NTSB investigators noted that the automaker cooperated with its investigation and helped distill data from the car’s systems into insights the board may not have otherwise had access to. Further, they noted that although this incident involved a Tesla, the issues at hand are systemic throughout the industry.
“You can certainly look and say this was a Tesla crash, but through our investigation we’re finding it’s not just a Tesla crash,” Bruce said. “It might have been they were the first one, but it could have been anybody, based on the fact that humans are operating these vehicles.”
Still, Tesla may have sowed confusion about the capabilities and limitations of the system with the name Autopilot. There’s growing concern within the NTSB and more broadly among safety advocates that automakers aren’t properly educating drivers on the nuances of these systems and that the wide assortment of brand-specific terminology is bewildering.
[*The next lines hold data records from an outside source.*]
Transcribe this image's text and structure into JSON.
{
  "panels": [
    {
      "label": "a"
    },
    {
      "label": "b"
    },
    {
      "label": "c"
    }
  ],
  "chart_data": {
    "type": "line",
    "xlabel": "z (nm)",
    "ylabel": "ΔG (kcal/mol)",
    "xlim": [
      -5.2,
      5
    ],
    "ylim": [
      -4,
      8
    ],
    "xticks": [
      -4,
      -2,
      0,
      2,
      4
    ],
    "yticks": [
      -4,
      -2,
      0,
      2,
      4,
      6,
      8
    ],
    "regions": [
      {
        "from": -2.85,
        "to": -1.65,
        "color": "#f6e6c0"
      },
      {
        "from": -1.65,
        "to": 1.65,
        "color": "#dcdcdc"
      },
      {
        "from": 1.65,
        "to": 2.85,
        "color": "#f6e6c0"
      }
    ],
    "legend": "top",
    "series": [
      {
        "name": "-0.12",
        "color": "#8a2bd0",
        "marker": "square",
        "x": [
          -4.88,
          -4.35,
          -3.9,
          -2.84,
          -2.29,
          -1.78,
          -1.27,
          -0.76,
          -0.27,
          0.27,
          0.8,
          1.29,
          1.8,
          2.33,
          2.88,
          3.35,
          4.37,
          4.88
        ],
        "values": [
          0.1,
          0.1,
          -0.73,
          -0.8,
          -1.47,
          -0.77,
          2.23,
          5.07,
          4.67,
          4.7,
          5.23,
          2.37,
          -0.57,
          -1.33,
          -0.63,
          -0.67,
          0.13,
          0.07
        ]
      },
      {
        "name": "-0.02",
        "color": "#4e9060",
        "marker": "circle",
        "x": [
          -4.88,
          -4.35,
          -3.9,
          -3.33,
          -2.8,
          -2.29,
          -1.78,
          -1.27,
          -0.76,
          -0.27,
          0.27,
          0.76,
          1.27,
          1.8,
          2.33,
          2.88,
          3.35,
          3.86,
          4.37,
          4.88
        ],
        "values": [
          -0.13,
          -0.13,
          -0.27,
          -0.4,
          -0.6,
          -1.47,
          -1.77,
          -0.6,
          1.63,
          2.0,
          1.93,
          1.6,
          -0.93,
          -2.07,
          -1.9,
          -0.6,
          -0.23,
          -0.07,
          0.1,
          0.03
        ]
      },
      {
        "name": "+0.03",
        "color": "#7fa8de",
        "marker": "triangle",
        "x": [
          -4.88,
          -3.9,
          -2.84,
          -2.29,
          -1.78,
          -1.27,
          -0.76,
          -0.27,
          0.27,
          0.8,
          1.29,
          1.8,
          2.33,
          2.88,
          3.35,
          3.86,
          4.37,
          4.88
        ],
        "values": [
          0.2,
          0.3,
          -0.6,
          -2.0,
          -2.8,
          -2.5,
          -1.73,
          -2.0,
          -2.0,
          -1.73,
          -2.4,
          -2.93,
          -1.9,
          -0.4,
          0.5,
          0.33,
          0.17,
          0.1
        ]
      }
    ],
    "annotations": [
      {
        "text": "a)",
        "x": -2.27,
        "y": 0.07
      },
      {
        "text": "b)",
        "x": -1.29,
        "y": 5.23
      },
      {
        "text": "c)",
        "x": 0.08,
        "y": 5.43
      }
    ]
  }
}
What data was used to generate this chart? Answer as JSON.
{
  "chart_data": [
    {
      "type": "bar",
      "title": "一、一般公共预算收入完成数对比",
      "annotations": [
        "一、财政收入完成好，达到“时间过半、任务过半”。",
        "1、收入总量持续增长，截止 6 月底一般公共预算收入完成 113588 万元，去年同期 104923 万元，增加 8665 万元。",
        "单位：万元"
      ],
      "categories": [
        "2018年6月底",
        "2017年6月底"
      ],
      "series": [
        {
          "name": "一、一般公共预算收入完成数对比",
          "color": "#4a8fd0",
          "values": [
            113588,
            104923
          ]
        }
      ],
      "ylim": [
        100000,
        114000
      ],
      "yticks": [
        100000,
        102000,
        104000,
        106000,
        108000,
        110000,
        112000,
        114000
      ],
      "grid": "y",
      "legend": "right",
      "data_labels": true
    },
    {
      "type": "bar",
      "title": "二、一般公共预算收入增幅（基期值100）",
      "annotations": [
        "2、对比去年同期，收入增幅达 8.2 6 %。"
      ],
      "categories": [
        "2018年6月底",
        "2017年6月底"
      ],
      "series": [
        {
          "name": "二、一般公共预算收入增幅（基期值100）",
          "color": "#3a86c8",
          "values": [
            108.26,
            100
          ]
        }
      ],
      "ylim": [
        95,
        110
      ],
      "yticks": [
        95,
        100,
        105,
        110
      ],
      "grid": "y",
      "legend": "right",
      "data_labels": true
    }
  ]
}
“Adding to the problem is the moniker ‘Autopilot,’ ” Hart wrote in his supplemental comments. “In aviation, airline pilots know that even when the autopilot is controlling their airplane, the pilots still play a crucial role. Joe and Suzy Public, on the other hand, may conclude from the name ‘Autopilot’ that they need not pay any attention to the driving task because the autopilot is doing everything.”
Hart’s comments were supported by board chairman Robert Sumwalt. The NTSB is a federal agency independent of the Department of Transportation that conducts crash investigations and makes recommendations on safety improvements; it does not hold regulatory power.
Tesla Motors could not be reached for comment on the NTSB’s final report. When the board issued its findings and recommendations last month, a spokesperson said: “We appreciate the NTSB’s analysis of last year’s tragic accident and we will evaluate their recommendations as we continue to evolve our technology. We will also continue to be extremely clear with current and potential customers that Autopilot is not a fully self-driving technology and drivers need to remain attentive at all times.”